Table 1. POPMAX discordance between ExAC source file and (ExAC.r1.sites.vep.vcf) and results computed by GG. Each variant in ExAC produces either a single or multiple POPMAX values. Multiple POPMAX values are assigned to an ExAC variant if more than a single ExAC-population (see Table 2) produces the maximum population-specific AF. GG produced a total of 308,181 POPMAX-values discordant with those in ExAC (3.4%). In 99.74% cases, the observed POPMAX-discordance is associated with Finnish allele frequencies.

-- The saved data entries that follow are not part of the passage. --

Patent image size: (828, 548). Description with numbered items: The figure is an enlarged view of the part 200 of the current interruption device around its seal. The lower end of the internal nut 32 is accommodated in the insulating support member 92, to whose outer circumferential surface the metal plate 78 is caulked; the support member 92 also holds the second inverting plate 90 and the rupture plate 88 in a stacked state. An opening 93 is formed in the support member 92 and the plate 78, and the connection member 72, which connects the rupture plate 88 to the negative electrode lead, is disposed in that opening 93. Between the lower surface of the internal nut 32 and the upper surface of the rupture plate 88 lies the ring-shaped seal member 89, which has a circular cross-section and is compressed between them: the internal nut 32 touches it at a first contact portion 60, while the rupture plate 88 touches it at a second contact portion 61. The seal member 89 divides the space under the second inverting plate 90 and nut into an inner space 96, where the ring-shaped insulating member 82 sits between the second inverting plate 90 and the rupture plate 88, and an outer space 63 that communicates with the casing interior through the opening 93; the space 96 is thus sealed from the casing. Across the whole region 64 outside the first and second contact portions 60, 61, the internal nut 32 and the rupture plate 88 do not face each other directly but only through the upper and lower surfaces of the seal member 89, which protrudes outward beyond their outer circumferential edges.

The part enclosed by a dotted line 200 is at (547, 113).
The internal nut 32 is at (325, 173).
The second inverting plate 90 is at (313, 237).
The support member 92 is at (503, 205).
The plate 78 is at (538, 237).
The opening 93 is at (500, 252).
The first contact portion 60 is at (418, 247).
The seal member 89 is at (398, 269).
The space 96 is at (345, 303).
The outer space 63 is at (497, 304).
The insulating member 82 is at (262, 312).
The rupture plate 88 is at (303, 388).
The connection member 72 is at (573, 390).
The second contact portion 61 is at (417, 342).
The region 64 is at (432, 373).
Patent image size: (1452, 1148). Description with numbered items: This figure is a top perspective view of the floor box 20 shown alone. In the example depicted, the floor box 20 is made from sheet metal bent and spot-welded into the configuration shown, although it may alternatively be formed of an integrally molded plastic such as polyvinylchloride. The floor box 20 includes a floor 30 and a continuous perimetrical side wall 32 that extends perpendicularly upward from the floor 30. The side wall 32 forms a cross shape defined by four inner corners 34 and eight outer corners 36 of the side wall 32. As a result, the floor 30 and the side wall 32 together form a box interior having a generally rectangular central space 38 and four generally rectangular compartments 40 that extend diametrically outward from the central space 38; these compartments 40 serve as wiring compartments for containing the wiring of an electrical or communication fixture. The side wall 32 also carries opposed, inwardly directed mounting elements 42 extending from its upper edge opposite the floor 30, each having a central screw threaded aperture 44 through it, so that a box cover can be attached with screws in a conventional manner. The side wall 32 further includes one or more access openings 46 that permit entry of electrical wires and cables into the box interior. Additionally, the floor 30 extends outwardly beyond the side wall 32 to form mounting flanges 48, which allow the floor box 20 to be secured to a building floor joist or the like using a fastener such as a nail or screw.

In order to determine the cause of the discrepancy between GG and ExAC, I analyzed a subset of discrepant data in more detail. A very straightforward pattern emerged. Namely, the software that produced the ExAC source file (ExAC.r1.sites.vep.vcf), had assigned the POPMAX value to the population with the second highest AF instead of the maximum AF (data not shown).

The next step for me was to analyze the gnomAD POPMAX as well because ExAC is the predecessor of gnomAD. Curiously, the gnomAD POPMAX did not produce the same discrepancy as ExAC. So, my initial thought was that there is a systemic error in ExAC. With that in mind, I contacted Dr. MacArthur. It turned out, however, that ExAC is correct and gnomAD is erroneous. Currently, the gnomAD POPMAX-values are being recalculated (see above).

The perl-scripts that I used to compute the ExAC and gnomAD POPMAX are available in GitHub.

·        ExAC: https://github.com/mpold/POPMAX/blob/master/ExAC

·        gnomAD: https://github.com/mpold/POPMAX/blob/master/gnomAD

Acknowledgement: My gratitude goes to Dr. Daniel MacArthur for reviewing the observation described in this article.